I am experiencing periodic duplicate notable events in my search head cluster. I have a feeling this has something to do with how a SHC handles notable event syncing between search heads. Has anyone else run into this?
@Joetron -- From the description of the issue being seen it sounds like you might be experiencing an issue with the "Notable Event Suppression Keys" not getting updated properly.
To provide some insight on what might be happening here, let me provide some information on how the "Notable Event Suppression" process works. For each "Notable Event Suppression" setup on a Search Head there is an "expire time" associated with the "Notable Event Suppression Key". When this "Expire Time" is reached the Search Head that the "Notable Event Suppression" is configured on sends a "Heartbeat" to the Search Head Captain. In this "Heartbeat" sent from the Search Head it contains the "Notable Event Suppression Key & List" which is to be distributed to the Members of the Search Head Cluster.
Now the Captain does not Preemptively Push this Updated "Notable Event Suppression Key & List" it waits for the Search Head Cluster members to Check-in during their Regular "Heartbeat Check-in" to the SH Captain. So if the heartbeat_period inside of the [shclustering] has been adjusted away from the "Default" Setting of 5 seconds this can cause the following situation to arise inside of the Search Head Cluster:
1) The Notable Event Suppression Key expires
2) A New Notable Suppression Key & List are generated on the Search Head
3) The Search Head then sends a HeartBeat to the Search Head Cluster Captain and this HeartBeat contains the New Notable Event Suppression Key & List.

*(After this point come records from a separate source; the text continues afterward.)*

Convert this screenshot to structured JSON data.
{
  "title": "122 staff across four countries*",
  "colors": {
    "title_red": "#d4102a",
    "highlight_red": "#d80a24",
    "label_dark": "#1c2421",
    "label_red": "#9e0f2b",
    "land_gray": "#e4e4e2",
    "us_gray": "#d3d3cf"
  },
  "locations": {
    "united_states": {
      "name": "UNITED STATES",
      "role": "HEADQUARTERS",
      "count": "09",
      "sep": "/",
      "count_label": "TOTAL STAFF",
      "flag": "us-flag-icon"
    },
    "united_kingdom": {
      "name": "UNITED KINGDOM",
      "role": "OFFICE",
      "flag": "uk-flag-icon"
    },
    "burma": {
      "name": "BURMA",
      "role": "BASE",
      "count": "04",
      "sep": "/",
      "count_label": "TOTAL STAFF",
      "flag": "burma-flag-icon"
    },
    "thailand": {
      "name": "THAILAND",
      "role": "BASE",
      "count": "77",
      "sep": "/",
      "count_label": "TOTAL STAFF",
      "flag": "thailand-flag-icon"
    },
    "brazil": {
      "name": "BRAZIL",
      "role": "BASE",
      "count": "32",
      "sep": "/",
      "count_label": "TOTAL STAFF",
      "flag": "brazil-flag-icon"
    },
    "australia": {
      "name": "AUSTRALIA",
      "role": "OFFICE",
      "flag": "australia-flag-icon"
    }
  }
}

4) The Search Head Captain does not Preemptively send this New Notable Event Suppression Key & List to the Search Head Cluster Members
5) On the Next "Heartbeat Check-in" completed by the Search Head Cluster members the Captain then Pushes the New Notable Event Suppression Key & List.
So if the heartbeat_period inside of the [shclustering] configuration Stanza inside of server.conf has been adjusted away from the Default of 5 seconds, you may be experiencing an issue where the Notable Event Suppression Key Expires just after the Search Head Cluster Members have "checked-in" to the Captain and as such the Captain waits for them to check-in again before sending the New Notable Event Suppression Key & List.

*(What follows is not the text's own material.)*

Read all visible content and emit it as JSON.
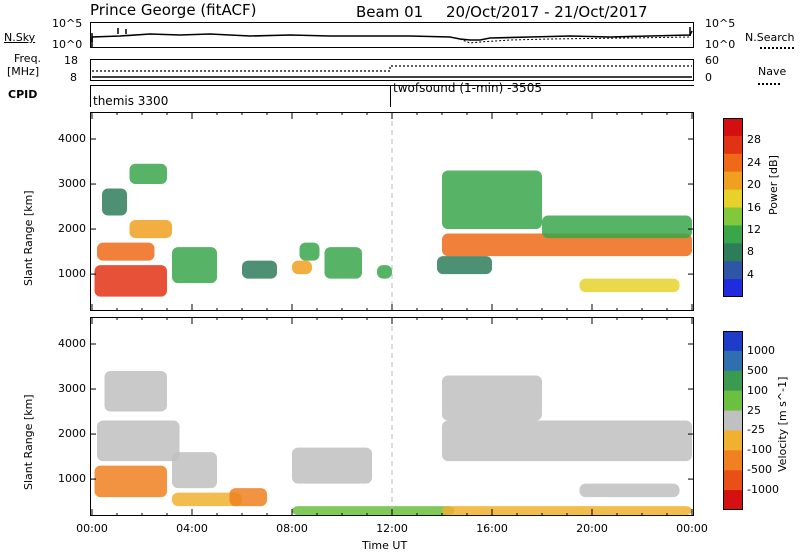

Scenario: Notable Event Suppression Key expired on SH-1 at 11:02:15 am and the Search Head sends its "HeartBeat" with the Updated Notable Event Suppression Key which reaches the Captain at 11:02:17. Now SH-2 had checked in with the SH Captain at 11:02:15 and has a heartbeat_period of 30 seconds. This means that the SH-2 will not check-in to the Captain for another 27 seconds and as such this is when a Duplicate Notable Event could be generated from the Search Head Cluster Members that have not received the Updated Notable Event Suppression Key & List.
You will want to double check the heartbeat_period inside of shclustering stanza inside of server.conf configuration file and if this is set higher than the Default of 5 seconds you will want to lower this setting to prevent this Scenario from arising and causing Duplicate Notable Events due to Suppression Keys not being distributed to the Search Head Cluster members.
Hopefully this information helps shed some light on the "Notable Event Suppression" process.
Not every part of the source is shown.